Mark Tribe:
Commissioned by Tate Online: http://www.tate.org.uk/netart/artofsleep
One night in the spring of 2000, after a long day of studio visits at an art school, I opened my laptop and found a mysterious email in my in box. I clicked on a link, a browser window opened, and gigantic black numbers flashed on screen, counting down from ten, as an explosive percussion track began to play. What followed was Bust Down the Doors! <http://www.yhchang.com/BUST_DOWN_THE_DOORS!.html>, a 55-second text movie telling the story of a late-night domestic raid by an unnamed authoritarian force. I was stunned—never before had I experienced such a dynamic, emotionally powerful work of art on a computer screen, let alone one that had reached me in a hotel room via a 56.6K modem.

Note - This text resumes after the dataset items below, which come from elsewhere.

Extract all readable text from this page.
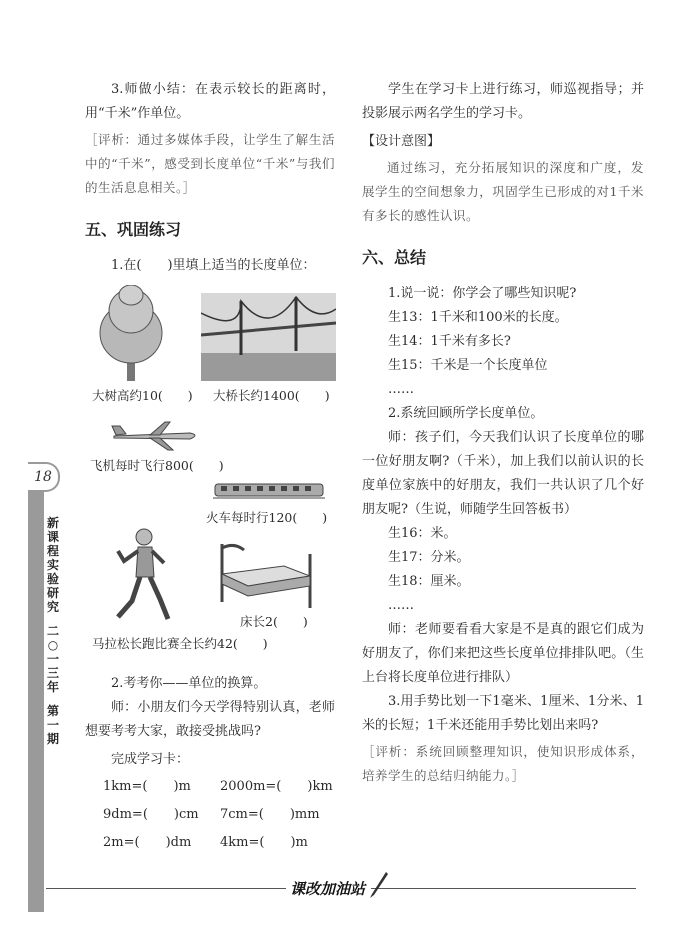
18
新
课
程
实
验
研
究
二
○
一
三
年
第
一
期

3.师做小结：在表示较长的距离时，用“千米”作单位。

［评析：通过多媒体手段，让学生了解生活中的“千米”，感受到长度单位“千米”与我们的生活息息相关。］

五、巩固练习

1.在(　　)里填上适当的长度单位：

大树高约10(　　) 大桥长约1400(　　)
飞机每时飞行800(　　)
火车每时行120(　　)
床长2(　　)
马拉松长跑比赛全长约42(　　)

2.考考你——单位的换算。

师：小朋友们今天学得特别认真，老师想要考考大家，敢接受挑战吗?

完成学习卡：

1km=(　　)m 2000m=(　　)km
9dm=(　　)cm 7cm=(　　)mm
2m=(　　)dm 4km=(　　)m

学生在学习卡上进行练习，师巡视指导；并投影展示两名学生的学习卡。

【设计意图】

通过练习，充分拓展知识的深度和广度，发展学生的空间想象力，巩固学生已形成的对1千米有多长的感性认识。

六、总结

1.说一说：你学会了哪些知识呢?

生13：1千米和100米的长度。

生14：1千米有多长?

生15：千米是一个长度单位

……

2.系统回顾所学长度单位。

师：孩子们，今天我们认识了长度单位的哪一位好朋友啊?（千米），加上我们以前认识的长度单位家族中的好朋友，我们一共认识了几个好朋友呢?（生说，师随学生回答板书）

生16：米。

生17：分米。

生18：厘米。

……

师：老师要看看大家是不是真的跟它们成为好朋友了，你们来把这些长度单位排排队吧。（生上台将长度单位进行排队）

3.用手势比划一下1毫米、1厘米、1分米、1米的长短；1千米还能用手势比划出来吗?

［评析：系统回顾整理知识，使知识形成体系，培养学生的总结归纳能力。］

课改加油站
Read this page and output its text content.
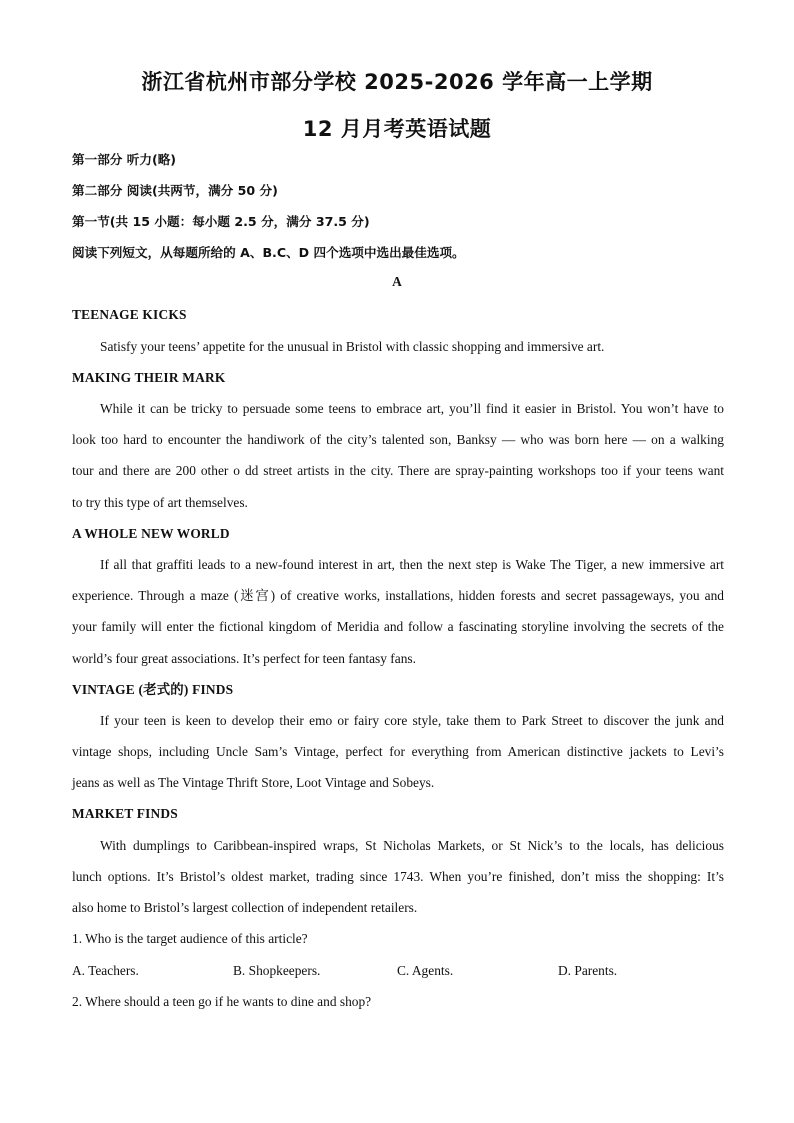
浙江省杭州市部分学校 2025-2026 学年高一上学期
12 月月考英语试题
第一部分 听力(略)
第二部分 阅读(共两节，满分 50 分)
第一节(共 15 小题：每小题 2.5 分，满分 37.5 分)
阅读下列短文，从每题所给的 A、B.C、D 四个选项中选出最佳选项。
A
TEENAGE KICKS
Satisfy your teens’ appetite for the unusual in Bristol with classic shopping and immersive art.
MAKING THEIR MARK
While it can be tricky to persuade some teens to embrace art, you’ll find it easier in Bristol. You won’t have to
look too hard to encounter the handiwork of the city’s talented son, Banksy — who was born here — on a walking
tour and there are 200 other o dd street artists in the city. There are spray-painting workshops too if your teens want
to try this type of art themselves.
A WHOLE NEW WORLD
If all that graffiti leads to a new-found interest in art, then the next step is Wake The Tiger, a new immersive art
experience. Through a maze (迷宫) of creative works, installations, hidden forests and secret passageways, you and
your family will enter the fictional kingdom of Meridia and follow a fascinating storyline involving the secrets of the
world’s four great associations. It’s perfect for teen fantasy fans.
VINTAGE (老式的) FINDS
If your teen is keen to develop their emo or fairy core style, take them to Park Street to discover the junk and
vintage shops, including Uncle Sam’s Vintage, perfect for everything from American distinctive jackets to Levi’s
jeans as well as The Vintage Thrift Store, Loot Vintage and Sobeys.
MARKET FINDS
With dumplings to Caribbean-inspired wraps, St Nicholas Markets, or St Nick’s to the locals, has delicious
lunch options. It’s Bristol’s oldest market, trading since 1743. When you’re finished, don’t miss the shopping: It’s
also home to Bristol’s largest collection of independent retailers.
1. Who is the target audience of this article?
A. Teachers.	B. Shopkeepers.	C. Agents.	D. Parents.
2. Where should a teen go if he wants to dine and shop?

Since then, Young-Hae Chang Heavy Industries—a collaboration between Young-Hae Chang, a Korean woman, and Marc Voge, an American man, who live and work in Seoul—have produced some 35 works, all in more-or-less the same vein: text--usually black, sometimes red or blue--flashes on screen, synched to the rhythm of a jazz soundtrack. The technology is Flash, a tool for, among other things, creating and delivering images and animations via the web. Using some fancy math (known as vectors), Flash enables artists and designers to pack a lot of graphic punch into tiny packages that can be delivered quickly over slow Internet connections. Although Flash can be used to do some very complex things (see, for example, the work of Joshua Davis), Young-Hae Chang Heavy Industries barely scratch the surface of the application’s capabilities. Instead of exploiting Flash extensively, Young-Hae Chang Heavy Industries delve intensively into a small set of the application’s features. Much as Barnett Newman explored the virtually limitless formal and expressive possibilities of vertical stripes of color on canvas, Young-Hae Chang Heavy Industries play with the narrative possibilities of animated text accompanied by instrumental music.